Kedua, Komering-Kayuagung, yang sekarang termasuk Propinsi Sumatera Selatan. Masyarakat Peminggir mendiami sebelas wilayah adat: Kalianda, Teluk Betung, Padang Cermin, Cukuh Balak, Way Lima, Talang Padang, Kota Agung, Semangka, Belalau, Liwa, dan Ranau. Lampung Sebatin juga dinamai Peminggir karena mereka berada di pinggir pantai barat dan selatan.
Kalau merujuk pada marga-marga di Lampung setidaknya ada 84 marga. Marga-marga di Lampung mulanya bersifat geneologis-territorial. Tapi, tahun 1928, pemerintah Belanda menetapkan perubahan marga-marga geneologi-teritorial menjadi marga-marga teritorial-genealogis, dengan penentuan batas-batas daerah masing-masing (Hilman Hadikusuma, 1985).

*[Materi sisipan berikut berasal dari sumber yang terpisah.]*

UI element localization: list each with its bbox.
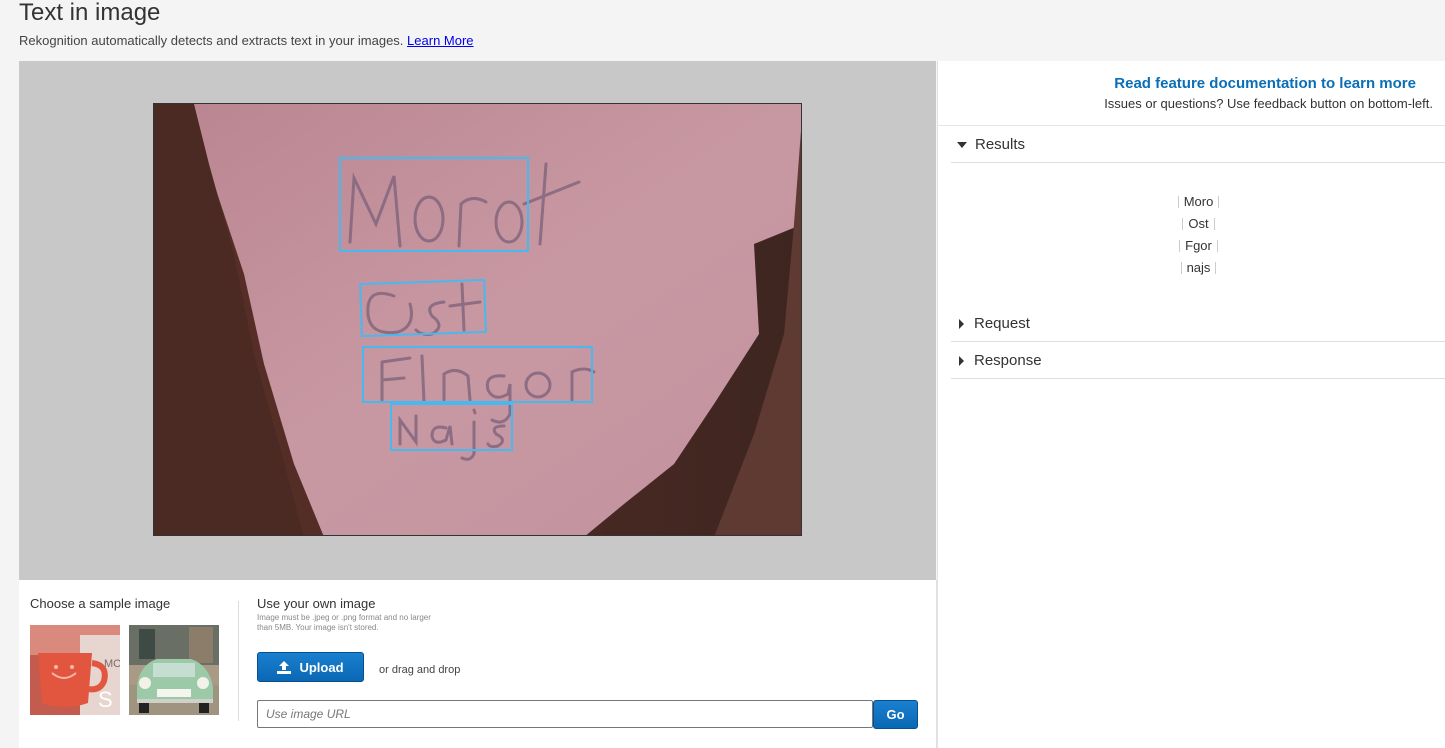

Setiap marga dipimpin oleh seorang kepala marga atas dasar pemilihan oleh dan dari punyimbang-punyimbang yang bersangkutan. Demikian pula, kepala-kepala kampung ditetapkan berdasarkan hasil pemilihan oleh dan dari para punyimbang.
Susunan marga-marga teritorial yang berdasarkan keturunan kerabat tersebut, pada masa kekuasaan Jepang sampai masa kemerdekaan pada tahun 1952 dihapus dan dijadikan bentuk pemerintahan negeri. Sejak tahun 1970, nampak susunan negeri sebagai persiapan persiapan pemerintahan daerah tingkat III tidak lagi diaktifkan, sehingga sekarang kecamatan langsung mengurus pekon-pekon/kampung/desa sebagai bawahannya.

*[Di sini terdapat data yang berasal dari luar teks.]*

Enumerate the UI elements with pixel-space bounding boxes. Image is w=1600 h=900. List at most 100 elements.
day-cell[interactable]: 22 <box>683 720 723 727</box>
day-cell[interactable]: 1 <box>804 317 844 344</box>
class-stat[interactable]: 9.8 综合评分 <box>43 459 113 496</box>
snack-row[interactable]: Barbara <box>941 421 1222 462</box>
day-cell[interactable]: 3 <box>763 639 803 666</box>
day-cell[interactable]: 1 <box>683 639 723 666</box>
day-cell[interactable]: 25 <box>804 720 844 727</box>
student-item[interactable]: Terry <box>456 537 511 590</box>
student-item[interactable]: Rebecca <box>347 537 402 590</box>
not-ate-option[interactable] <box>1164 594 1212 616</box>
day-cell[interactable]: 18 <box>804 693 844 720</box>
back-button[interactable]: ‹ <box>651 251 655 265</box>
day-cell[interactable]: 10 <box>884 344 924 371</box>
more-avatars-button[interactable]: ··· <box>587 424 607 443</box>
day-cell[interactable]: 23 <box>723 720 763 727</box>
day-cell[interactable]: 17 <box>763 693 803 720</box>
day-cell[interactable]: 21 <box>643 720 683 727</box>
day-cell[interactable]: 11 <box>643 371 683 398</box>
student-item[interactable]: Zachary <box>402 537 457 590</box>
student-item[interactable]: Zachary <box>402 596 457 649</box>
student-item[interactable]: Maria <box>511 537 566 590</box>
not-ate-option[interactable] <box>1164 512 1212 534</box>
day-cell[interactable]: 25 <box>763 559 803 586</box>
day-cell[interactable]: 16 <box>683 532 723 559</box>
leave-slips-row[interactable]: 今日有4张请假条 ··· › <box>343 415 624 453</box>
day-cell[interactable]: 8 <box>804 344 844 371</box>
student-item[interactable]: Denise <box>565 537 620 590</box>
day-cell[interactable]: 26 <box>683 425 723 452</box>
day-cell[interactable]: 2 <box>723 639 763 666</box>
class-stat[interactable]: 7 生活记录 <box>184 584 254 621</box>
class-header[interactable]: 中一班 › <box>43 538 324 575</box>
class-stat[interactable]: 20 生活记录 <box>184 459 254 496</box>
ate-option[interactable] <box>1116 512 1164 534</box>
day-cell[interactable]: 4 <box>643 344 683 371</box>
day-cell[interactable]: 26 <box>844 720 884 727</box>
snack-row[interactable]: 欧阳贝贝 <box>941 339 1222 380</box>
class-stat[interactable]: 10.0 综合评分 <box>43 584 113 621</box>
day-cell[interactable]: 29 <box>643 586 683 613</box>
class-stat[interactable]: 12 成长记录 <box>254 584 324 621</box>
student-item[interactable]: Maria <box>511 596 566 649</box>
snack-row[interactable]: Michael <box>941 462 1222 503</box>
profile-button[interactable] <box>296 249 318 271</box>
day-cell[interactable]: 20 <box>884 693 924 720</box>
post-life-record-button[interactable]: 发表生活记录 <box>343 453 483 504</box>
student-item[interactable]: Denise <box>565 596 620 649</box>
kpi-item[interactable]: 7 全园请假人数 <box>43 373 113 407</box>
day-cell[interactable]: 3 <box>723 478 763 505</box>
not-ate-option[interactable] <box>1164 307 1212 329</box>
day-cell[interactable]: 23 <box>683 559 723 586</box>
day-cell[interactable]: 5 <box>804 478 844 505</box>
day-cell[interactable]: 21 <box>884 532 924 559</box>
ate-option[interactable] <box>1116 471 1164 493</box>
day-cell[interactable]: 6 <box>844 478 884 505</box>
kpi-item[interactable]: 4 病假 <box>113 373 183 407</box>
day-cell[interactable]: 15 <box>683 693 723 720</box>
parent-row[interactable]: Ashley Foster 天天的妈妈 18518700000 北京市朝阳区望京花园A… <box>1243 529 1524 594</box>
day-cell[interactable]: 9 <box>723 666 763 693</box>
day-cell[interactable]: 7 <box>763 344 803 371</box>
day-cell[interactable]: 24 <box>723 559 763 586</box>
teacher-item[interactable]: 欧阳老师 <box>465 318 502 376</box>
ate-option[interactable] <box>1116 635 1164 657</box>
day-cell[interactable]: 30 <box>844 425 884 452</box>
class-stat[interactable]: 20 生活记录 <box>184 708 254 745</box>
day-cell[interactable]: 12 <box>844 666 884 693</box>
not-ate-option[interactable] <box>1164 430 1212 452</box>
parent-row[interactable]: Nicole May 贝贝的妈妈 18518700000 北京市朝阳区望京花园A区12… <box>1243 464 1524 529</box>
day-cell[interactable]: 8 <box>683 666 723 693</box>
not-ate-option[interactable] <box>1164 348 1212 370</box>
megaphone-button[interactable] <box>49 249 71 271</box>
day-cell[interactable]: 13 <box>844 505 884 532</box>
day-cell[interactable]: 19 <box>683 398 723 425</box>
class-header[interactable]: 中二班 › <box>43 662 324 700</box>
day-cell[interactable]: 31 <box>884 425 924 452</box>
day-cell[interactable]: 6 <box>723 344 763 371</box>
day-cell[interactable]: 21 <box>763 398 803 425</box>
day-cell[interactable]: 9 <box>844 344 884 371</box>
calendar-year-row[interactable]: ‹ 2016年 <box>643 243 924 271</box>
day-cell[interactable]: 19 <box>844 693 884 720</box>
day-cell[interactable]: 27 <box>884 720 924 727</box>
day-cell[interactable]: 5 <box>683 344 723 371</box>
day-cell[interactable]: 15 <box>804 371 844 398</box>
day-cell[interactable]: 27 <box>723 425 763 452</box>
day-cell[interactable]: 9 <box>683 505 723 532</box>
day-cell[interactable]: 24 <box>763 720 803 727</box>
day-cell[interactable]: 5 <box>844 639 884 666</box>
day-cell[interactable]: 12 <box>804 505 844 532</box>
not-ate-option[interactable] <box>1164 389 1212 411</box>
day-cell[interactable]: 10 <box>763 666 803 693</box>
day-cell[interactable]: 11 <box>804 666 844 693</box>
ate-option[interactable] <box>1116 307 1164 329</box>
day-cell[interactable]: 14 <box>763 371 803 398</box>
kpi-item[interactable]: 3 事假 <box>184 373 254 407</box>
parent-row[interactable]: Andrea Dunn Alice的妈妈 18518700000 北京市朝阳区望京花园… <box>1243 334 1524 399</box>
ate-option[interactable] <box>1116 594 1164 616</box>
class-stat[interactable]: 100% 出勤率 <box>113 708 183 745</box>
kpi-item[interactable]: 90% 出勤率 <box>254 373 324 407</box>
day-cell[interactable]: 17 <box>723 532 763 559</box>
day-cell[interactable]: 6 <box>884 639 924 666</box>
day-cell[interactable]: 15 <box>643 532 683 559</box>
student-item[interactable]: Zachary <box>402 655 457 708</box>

Melihat ke-84 marga itu, kita bisa melihat adat dan bahasa yang bisa adat dan bahasa yang digunakan masing-masing marga. Adat yang dipakai bisa kita lihat bisa Lampung Pepadun, Lampung Saibatin/Peminggir, dan adat dari Sumatera Selatan (al. Semende, Ogan, dan Pegagan). Demikian pula, dari segi bahasa ada bahasa Lampung dialek api (A), bahasa Lampung dialek nyo (O), dan bahasa daerah dari Sumatera Selatan.
Satu hal, pembagian ulun Lampung secara adat dan bahasa tidak sebangun. Dalam arti tidak berarti bahasa Lampung beradat Pepadun otomatis berbahasa dialek nyo (O) dan Lampung beradat Saibatin pasti berabahas Lampung berdialek api (A). Sebab, dalam kenyataannya, Lampung Way Kanan, Sunkai-Bunga Mayang, dan Pubian yang beradat pepadun bertutur dalam bahasa Lampung dialak api (A).
Etnis Lain
Usia transmigrasi di Lampung boleh dibilang tertua di Indonesia karena sudah ada sejak 1905 ketika masih bernama kolonisasi di zaman pemerintahan Kolonial Hindia Belanda. Kemudian berlanjut di zaman Indonesia merdeka, baik transmigrasi yang diprogramkan pemerintah maupun transmigrasi spontan atas kemauan sendiri.
Bagian ini mungkin tidak perlu dibahas panjang lebar karena keterbatasan ruang dan waktu. Saat ini Lampung berpenduduk hampir 8 juta jiwa.
Berdasarkan data Biro Pusat Statistik (BPS) tahun 2000, komposisi penduduk Lampung berdasarkan etnis adalah Jawa 61,88%, Lampung 11,92%, Sunda, termasuk Banten 11,27%, Semendo dan Palembang 3,55%, suku lain Bengkulu, Batak, Bugis, Minang, dll 11,35%.
Memang yang menjadi pertanyaan adalah kenapa etnis lain katakan Jawa yang sudah masuk Lampung tahun 1905 kok tidak terakomodasi dalam marga-marga teritorial-genealogis. Sehingga, tidak terjadi pembauran di antara etnik-etnik yang ada. Setiap etnik yang ada di Lampung tetap hidup dengan tatanan budaya etnis masing-masing. Maka, yang ada kemudian enklap-enklap etnik semacam wilayah pemukiman etnis-etnis tertentu.